Once the overdenture comes back from the lab, the dentist will fit it in, making any necessary adjustments. A good fit means that the overdentures are stable and do not hurt when inserting, removing or using the prosthesis. The dentist will also provide instructions on cleaning and caring for your new prosthetic.

How Much Does an Overdenture Cost?

The cost of implant overdentures typically varies by procedure, the number of implants needed, and the specialist who places them. In general, they are more expensive than traditional dentures. Each implant can cost $2,000-$5,000, and patients can expect to pay $25,000 and up for one overdenture arch. The need for additional bone grafting must also be considered when factoring costs.

Pros and Cons of Overdentures

Patients choosing implant overdentures can enjoy their numerous benefits. For example, they allow for eating, talking, or sneezing without the possibility that dentures will slip or fall out. Although, still removable they are a wonderful remedy for missing teeth. Stable and secure overdentures can increase the wearer’s confidence and help them retain a more youthful look. More importantly, they help preserve the jawbone from further deterioration.

Despite their benefits, implant overdentures are not for everyone. They can be cost-prohibitive for some patients. Also, the procedure might not be successful if the patient does not have an adequate amount of jawbone to support the necessary implants.

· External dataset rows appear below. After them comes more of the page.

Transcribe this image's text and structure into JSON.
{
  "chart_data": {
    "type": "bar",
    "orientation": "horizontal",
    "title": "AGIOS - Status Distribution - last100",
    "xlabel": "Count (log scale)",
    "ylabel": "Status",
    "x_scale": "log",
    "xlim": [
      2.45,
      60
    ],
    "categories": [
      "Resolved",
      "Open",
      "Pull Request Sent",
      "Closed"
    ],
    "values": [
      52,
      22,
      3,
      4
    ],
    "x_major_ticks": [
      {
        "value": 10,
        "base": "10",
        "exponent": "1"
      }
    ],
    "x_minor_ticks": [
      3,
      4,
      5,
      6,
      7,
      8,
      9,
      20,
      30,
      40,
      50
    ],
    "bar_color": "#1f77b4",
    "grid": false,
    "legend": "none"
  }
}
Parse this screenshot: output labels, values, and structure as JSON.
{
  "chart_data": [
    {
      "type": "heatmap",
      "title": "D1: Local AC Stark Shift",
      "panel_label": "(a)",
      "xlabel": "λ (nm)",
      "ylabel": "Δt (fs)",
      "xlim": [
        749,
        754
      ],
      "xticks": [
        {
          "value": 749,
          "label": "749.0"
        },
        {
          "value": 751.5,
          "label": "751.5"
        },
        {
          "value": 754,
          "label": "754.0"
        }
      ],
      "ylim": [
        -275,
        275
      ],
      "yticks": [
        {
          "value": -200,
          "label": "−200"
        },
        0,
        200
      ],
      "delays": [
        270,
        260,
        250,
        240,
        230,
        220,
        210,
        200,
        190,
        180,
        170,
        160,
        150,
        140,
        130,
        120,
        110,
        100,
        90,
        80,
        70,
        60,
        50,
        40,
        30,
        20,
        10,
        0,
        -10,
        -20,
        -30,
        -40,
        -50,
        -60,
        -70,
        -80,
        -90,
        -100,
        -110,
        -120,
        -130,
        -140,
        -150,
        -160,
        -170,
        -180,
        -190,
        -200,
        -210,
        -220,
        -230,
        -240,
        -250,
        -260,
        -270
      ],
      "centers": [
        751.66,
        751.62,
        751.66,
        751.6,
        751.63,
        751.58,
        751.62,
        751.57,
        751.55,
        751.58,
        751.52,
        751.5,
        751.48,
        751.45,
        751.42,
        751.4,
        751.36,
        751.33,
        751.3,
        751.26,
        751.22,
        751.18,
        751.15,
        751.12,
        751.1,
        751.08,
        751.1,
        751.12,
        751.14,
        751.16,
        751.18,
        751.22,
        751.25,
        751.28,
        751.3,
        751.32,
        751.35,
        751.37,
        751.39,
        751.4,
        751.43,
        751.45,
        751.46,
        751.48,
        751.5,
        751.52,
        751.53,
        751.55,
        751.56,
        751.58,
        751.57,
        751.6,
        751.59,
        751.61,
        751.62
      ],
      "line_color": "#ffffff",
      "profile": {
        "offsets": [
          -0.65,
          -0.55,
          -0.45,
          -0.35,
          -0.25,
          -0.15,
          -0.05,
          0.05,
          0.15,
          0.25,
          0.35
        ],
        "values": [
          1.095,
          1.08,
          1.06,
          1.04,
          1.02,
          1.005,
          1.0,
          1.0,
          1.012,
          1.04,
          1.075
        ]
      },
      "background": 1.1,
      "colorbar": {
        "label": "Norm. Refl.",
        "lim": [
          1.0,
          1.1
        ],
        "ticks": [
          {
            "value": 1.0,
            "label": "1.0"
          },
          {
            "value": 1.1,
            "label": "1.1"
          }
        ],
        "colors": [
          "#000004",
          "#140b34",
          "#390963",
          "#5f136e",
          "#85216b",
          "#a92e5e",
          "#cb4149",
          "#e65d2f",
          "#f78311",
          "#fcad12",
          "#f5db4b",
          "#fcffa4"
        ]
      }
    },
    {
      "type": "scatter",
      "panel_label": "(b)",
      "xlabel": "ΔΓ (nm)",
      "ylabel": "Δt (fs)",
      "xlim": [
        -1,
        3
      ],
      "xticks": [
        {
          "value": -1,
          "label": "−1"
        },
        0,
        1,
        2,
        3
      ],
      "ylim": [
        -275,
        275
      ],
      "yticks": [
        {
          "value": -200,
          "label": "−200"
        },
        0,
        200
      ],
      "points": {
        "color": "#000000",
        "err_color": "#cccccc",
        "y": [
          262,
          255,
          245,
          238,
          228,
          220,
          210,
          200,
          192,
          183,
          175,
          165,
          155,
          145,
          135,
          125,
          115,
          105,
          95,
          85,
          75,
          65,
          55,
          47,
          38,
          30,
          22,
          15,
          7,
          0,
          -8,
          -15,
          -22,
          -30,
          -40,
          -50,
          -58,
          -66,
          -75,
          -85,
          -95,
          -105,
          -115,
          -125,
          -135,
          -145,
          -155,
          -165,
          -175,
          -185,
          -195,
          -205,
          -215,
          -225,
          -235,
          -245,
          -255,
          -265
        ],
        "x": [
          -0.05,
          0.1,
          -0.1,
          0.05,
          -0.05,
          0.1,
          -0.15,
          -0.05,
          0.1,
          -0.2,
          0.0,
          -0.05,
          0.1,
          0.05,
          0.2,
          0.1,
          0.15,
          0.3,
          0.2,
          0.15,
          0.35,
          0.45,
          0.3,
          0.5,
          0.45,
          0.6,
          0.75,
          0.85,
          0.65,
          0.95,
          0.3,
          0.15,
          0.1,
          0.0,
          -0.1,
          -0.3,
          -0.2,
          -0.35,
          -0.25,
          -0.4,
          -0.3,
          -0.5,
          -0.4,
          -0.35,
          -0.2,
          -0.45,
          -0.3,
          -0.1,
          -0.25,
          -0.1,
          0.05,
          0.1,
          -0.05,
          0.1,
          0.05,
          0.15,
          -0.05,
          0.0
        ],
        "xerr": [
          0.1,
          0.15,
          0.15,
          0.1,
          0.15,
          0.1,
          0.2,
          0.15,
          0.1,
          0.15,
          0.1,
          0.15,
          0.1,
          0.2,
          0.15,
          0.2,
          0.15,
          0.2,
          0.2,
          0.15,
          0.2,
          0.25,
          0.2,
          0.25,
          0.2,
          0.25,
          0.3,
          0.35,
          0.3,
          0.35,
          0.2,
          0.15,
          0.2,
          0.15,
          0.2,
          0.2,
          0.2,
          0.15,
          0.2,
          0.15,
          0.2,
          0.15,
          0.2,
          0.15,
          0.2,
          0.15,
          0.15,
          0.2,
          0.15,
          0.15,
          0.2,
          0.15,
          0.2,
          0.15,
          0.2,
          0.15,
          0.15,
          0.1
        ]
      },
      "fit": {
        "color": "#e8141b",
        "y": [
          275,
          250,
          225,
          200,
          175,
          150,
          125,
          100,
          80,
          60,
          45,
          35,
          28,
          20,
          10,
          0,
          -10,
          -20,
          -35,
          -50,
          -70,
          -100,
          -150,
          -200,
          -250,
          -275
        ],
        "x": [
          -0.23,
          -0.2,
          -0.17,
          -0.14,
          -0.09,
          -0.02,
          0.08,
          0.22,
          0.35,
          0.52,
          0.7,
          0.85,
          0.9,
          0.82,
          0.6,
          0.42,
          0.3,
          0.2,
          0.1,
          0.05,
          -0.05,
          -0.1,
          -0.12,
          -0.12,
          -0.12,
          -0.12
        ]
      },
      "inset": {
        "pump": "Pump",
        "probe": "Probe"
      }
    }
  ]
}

Patients can turn to alternatives like removable dentures when cost and bone issues make implant overdentures unattainable. The traditional versions can provide comfort and give the wearer a more natural appearance. Another option is the partial denture, which restores function and prevents nearby teeth from moving because of tooth gaps or spaces. Finally, patients who want permanent prosthetics can opt for dental implant bridges which are by far the most superior option for permanent replacement of missing teeth. These permanent implant bridges are also referred to as full arch dental implants or implant hybrid dentures. These are considered the ultimate tooth replacement option since they are permanent replacement teeth which are never removed by the patient.

If you are considering implant overdentures, schedule a consultation with your dentist to learn about the different types, benefits, and risks. Your dentist will also recommend the best overdentures based on your budget and dental needs. They will also answer your questions and work with you to develop a treatment plan.